The book is designed to reach "the 'moderate majority' of religious America: people who are not militant atheists or literalist believers; people who accept that science and religion are essential for a fulfilling life (p. vi)."
Sheiman is a committed atheist who accepts the prevailing theories of science, big bang evolution, and so forth. He does not defend any particular religion, though it is clear that he believes the enlightenment of the present world arrives mostly through the progress of Christianity.
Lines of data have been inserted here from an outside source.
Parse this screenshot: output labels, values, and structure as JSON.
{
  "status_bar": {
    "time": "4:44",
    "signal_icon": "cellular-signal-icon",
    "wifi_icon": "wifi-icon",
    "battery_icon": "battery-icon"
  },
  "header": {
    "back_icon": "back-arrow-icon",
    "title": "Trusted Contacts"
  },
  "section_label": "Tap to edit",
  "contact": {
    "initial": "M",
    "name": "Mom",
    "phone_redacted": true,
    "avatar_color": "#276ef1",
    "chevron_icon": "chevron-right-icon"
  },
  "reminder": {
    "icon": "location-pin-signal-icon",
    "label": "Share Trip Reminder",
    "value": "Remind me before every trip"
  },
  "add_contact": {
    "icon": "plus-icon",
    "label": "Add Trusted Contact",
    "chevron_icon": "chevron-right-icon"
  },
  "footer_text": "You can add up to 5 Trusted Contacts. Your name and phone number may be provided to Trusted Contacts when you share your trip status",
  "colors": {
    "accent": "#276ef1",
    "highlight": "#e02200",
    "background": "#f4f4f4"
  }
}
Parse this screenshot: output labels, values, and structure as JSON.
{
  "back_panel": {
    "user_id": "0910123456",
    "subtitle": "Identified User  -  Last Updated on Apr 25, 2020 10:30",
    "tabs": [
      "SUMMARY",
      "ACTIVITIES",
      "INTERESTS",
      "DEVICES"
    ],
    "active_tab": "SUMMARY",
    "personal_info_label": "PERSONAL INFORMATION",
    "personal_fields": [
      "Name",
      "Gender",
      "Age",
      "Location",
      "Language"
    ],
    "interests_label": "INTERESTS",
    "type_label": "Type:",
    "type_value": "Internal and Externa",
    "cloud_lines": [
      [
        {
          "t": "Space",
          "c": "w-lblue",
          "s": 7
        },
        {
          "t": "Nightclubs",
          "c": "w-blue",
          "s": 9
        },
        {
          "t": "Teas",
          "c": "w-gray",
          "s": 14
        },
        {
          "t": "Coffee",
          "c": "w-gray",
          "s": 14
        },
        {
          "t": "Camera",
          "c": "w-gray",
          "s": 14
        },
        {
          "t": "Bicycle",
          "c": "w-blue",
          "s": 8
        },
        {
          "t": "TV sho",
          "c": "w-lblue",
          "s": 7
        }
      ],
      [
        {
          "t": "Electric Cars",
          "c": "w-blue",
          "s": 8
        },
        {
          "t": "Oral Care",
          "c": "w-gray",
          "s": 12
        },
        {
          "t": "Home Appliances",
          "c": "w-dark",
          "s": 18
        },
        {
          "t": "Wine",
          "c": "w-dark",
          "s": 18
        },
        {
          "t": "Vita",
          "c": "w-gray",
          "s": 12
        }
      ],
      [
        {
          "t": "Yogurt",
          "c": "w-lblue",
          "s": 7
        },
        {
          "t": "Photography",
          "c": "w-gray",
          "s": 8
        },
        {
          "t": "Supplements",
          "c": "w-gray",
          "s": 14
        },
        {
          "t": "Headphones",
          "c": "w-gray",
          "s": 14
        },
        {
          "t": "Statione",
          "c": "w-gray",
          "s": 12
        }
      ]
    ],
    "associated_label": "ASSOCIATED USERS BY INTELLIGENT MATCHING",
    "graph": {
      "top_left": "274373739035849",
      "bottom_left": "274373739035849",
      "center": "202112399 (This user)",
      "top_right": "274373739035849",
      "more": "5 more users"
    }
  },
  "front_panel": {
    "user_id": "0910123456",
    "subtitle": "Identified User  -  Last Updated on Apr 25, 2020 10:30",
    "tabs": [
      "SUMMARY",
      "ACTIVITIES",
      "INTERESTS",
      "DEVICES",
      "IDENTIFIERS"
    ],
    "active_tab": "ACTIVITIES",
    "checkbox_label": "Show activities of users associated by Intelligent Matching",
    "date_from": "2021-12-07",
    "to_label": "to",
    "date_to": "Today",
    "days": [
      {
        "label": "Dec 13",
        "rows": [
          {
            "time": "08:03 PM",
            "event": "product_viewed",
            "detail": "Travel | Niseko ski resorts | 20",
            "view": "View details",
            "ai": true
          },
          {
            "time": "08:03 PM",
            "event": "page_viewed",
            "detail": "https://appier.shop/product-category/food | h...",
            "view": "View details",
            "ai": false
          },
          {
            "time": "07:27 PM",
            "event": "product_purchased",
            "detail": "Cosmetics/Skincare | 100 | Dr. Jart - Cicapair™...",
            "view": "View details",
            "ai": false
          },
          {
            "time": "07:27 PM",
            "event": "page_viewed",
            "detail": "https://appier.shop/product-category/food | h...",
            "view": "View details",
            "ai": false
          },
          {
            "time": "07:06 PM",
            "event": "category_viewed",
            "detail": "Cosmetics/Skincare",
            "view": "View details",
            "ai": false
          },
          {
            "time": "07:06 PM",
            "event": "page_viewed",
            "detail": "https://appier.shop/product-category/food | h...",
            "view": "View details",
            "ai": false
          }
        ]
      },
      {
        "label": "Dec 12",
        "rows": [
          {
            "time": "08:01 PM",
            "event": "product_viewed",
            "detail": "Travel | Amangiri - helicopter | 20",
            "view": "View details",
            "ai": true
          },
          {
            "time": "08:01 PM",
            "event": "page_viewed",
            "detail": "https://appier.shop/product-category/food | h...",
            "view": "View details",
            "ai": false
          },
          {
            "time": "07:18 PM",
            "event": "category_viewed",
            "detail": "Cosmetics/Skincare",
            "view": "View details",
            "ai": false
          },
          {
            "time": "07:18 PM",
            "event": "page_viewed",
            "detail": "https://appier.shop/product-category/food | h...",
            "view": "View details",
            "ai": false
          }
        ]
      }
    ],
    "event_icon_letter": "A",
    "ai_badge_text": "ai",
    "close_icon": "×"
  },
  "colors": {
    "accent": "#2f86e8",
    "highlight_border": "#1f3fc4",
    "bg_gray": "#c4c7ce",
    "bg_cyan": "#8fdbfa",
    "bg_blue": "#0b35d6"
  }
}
There are a few defects in the book, but they do not greatly obstruct its usefulness. An Atheist Defends Religion has neither index nor footnotes/endnotes. Both would be helpful. After defining fundamentalism as a form of extremism (chapter 6), I was disappointed that Sheiman throws all theists who believe in a literal creation into the "fundamentalist theism" pot (pp. 145, 148) -- a pot of crackpots, radicals and extremists -- even though there is great diversity of belief and action within this group.
The end of the book reveals a slightly different view and conclusion than one might expect from the title. This work is not only a defense of religion, but an attempt to move the fringes toward a compromised middle where science and religion co-exist -- "a Third Way, a compromise path between two polar opposites (p. 219)." In Sheiman's Third Way equation, there is no room for militant atheists like Richard Dawkins or fundamentalist Bible believers who will not believe the evolutionary origins of science. It may forecast a milquetoast world toward which we move -- one in which freedom of speech is jettisoned for the tolerance of toleration and the fringes are repudiated as hate-speakers and incarcerated as evil-doers. This is not the author's intent, but could be an adverse side effect of such as vision.
I cannot accept his proposal, though I enjoyed the book and consider it worth reading. It will make you think. It is also a conversation the brightest conservative Christian thinkers need to engage.